Collagen type V enhances matrix contraction by human periodontal ligament fibroblasts seeded in three-dimensional collagen gels

Extracellular matrix components play an important role in modulating cellular activity. To study such capacities of the matrix, fibroblasts are frequently cultured in a three-dimensional gel and contraction is assessed as a measure of cellular activity. Since a connective tissue contains several types of collagen, we investigated the effect of gels composed of collagen I alone or in combination with 10% collagen III and/or 5% collagen V on contraction by human periodontal ligament fibroblasts. Gels containing collagen V contracted much faster than those without this type of collagen. Blocking of the integrin beta1-subunit with an activity-blocking antibody delayed (gels with collagen V) or almost completely blocked (gels without collagen V) contraction. Use of an antibody directed against integrin alpha2beta1 resulted in delay of gel contraction for gels both with and without collagen V. Anti-integrin alpha v beta3 or RGD peptides partially blocked contraction of gels containing collagen V, but had no effect on gels consisting of collagen I alone.
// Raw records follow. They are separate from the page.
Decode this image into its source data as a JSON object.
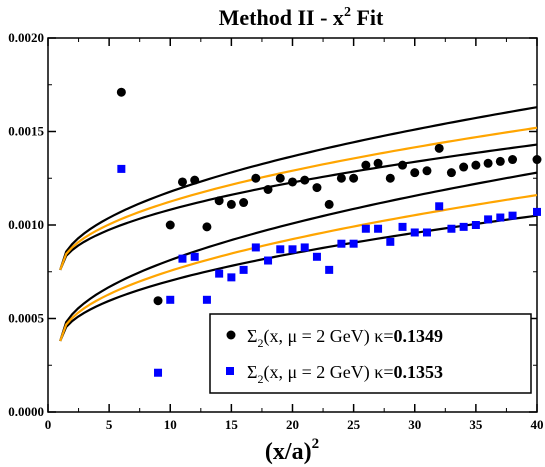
{
  "chart_data": {
    "type": "scatter",
    "title": "Method II - x",
    "title_sup": "2",
    "title_suffix": " Fit",
    "xlabel": "(x/a)",
    "xlabel_sup": "2",
    "ylabel": "",
    "xlim": [
      0,
      40
    ],
    "ylim": [
      0,
      0.002
    ],
    "x_ticks": [
      0,
      5,
      10,
      15,
      20,
      25,
      30,
      35,
      40
    ],
    "x_tick_labels": [
      "0",
      "5",
      "10",
      "15",
      "20",
      "25",
      "30",
      "35",
      "40"
    ],
    "y_ticks": [
      0,
      0.0005,
      0.001,
      0.0015,
      0.002
    ],
    "y_tick_labels": [
      "0.0000",
      "0.0005",
      "0.0010",
      "0.0015",
      "0.0020"
    ],
    "grid": false,
    "legend_position": "bottom-right",
    "colors": {
      "series_black": "#000000",
      "series_blue": "#0000ff",
      "fit_center": "#ffa500",
      "fit_band": "#000000"
    },
    "series": [
      {
        "name": "κ=0.1349",
        "legend": {
          "sigma": "Σ",
          "sub": "2",
          "args": "(x, μ = 2 GeV) κ=",
          "kappa": "0.1349"
        },
        "marker": "circle",
        "color": "#000000",
        "x": [
          6,
          9,
          10,
          11,
          12,
          13,
          14,
          15,
          16,
          17,
          18,
          19,
          20,
          21,
          22,
          23,
          24,
          25,
          26,
          27,
          28,
          29,
          30,
          31,
          32,
          33,
          34,
          35,
          36,
          37,
          38,
          40
        ],
        "y": [
          0.00171,
          0.000595,
          0.001,
          0.00123,
          0.00124,
          0.00099,
          0.00113,
          0.00111,
          0.00112,
          0.00125,
          0.00119,
          0.00125,
          0.00123,
          0.00124,
          0.0012,
          0.00111,
          0.00125,
          0.00125,
          0.00132,
          0.00133,
          0.00125,
          0.00132,
          0.00128,
          0.00129,
          0.00141,
          0.00128,
          0.00131,
          0.00132,
          0.00133,
          0.00134,
          0.00135,
          0.00135
        ]
      },
      {
        "name": "κ=0.1353",
        "legend": {
          "sigma": "Σ",
          "sub": "2",
          "args": "(x, μ = 2 GeV) κ=",
          "kappa": "0.1353"
        },
        "marker": "square",
        "color": "#0000ff",
        "x": [
          6,
          9,
          10,
          11,
          12,
          13,
          14,
          15,
          16,
          17,
          18,
          19,
          20,
          21,
          22,
          23,
          24,
          25,
          26,
          27,
          28,
          29,
          30,
          31,
          32,
          33,
          34,
          35,
          36,
          37,
          38,
          40
        ],
        "y": [
          0.0013,
          0.00021,
          0.0006,
          0.00082,
          0.00083,
          0.0006,
          0.00074,
          0.00072,
          0.00076,
          0.00088,
          0.00081,
          0.00087,
          0.00087,
          0.00088,
          0.00083,
          0.00076,
          0.0009,
          0.0009,
          0.00098,
          0.00098,
          0.00091,
          0.00099,
          0.00096,
          0.00096,
          0.0011,
          0.00098,
          0.00099,
          0.001,
          0.00103,
          0.00104,
          0.00105,
          0.00107
        ]
      }
    ],
    "fit_bands": [
      {
        "group": "κ=0.1349",
        "x_start": 1,
        "x_end": 40,
        "y_start": 0.00076,
        "upper_end": 0.00163,
        "center_end": 0.00152,
        "lower_end": 0.00143
      },
      {
        "group": "κ=0.1353",
        "x_start": 1,
        "x_end": 40,
        "y_start": 0.00038,
        "upper_end": 0.00128,
        "center_end": 0.00116,
        "lower_end": 0.00105
      }
    ]
  }
}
The beta1-containing integrins are involved in the basal contraction by fibroblasts that bind to collagens I and III. The enhanced contraction, stimulated by collagen V, appears to be mediated by integrin alpha v beta3. We conclude that collagen V may play an important modulating role in connective tissue contraction. Such a modulation may occur during the initial stages of wound healing and/or tissue regeneration.